Impact of Pregnancy on the Development of Anti-HLA Antibodies
SIFI B. 1, MEÇABIH F. 1,2, ATTAL N. 1,2
1 Pasteur Institute of Algeria, Algiers, Algeria; 2 Faculty of Pharmacy, Algiers, Algeria
HLA molecules possess polymorphic and antigenic properties making them susceptible to targeting by anti-HLA antibodies due to allo-immunization. This immune response can arise from various circumstances such as transfusions, transplants, and pregnancies. The purpose of our study was to evaluate the effects of pregnancy on the development of anti-HLA antibodies in women awaiting kidney transplantation. We conducted a retrospective analysis encompassing a total of eighty-five women who were tested for anti-HLA immunization using Labscreen Single Antigen tests as part of their pre-transplant assessment. Among the thirty-seven women who had been pregnant, thirty-two (86%; 95%CI = [74%-98%]) tested positive for anti-HLA antibodies. Specifically, twenty-nine (78%; 95%CI = [64%-92%]) had antibodies against HLA class I, and twenty-eight (76%; 95%CI = [61%-90%]) against HLA class II. Regarding the reactivity of these antibodies to the general population, we found that the median PRA was 47% for HLA class I antibodies and 28% for HLA class II antibodies. Furthermore, we observed a positive correlation between the number of pregnancies and the PRA, with a statistical measure (R²) of 0.35 (p = 2.5e-9) for HLA class I antibodies and 0.29 (p = 9.2e-8) for HLA class II antibodies.
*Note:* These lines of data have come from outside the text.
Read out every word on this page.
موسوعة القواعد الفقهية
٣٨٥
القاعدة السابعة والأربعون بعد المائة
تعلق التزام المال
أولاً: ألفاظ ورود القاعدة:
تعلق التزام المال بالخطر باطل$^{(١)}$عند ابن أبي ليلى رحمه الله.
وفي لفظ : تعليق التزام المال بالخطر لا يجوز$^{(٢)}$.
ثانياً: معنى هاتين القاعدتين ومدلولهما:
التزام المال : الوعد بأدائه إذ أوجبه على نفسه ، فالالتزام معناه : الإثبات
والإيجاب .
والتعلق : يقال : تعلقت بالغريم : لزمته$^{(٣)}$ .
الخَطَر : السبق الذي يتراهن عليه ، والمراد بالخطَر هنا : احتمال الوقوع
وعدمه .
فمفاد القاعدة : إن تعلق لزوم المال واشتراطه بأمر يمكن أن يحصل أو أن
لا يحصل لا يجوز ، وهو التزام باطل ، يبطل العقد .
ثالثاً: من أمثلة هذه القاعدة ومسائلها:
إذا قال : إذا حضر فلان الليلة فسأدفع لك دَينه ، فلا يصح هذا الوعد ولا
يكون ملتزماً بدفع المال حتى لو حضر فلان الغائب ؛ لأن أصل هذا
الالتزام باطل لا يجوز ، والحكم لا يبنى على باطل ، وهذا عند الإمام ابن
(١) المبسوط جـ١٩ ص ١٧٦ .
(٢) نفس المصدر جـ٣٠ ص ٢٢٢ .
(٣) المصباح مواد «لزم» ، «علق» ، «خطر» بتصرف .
Multivariate analysis demonstrated that the presence of at least one pregnancy significantly increased the likelihood of anti-HLA allo-immunization, regardless of age and number of pregnancies (p < 0.01; OR = 57.9; 95%CI = [8.61 - 643]). In conclusion, our study demonstrates that a single pregnancy is sufficient to induce the development of anti-HLA antibodies. Additionally, the number of pregnancies impacts the diversity of the antibody response. These findings underscore the importance of considering pregnancy as a factor in assessing the risk of anti-HLA allo-immunization and its potential impact on transplant outcomes.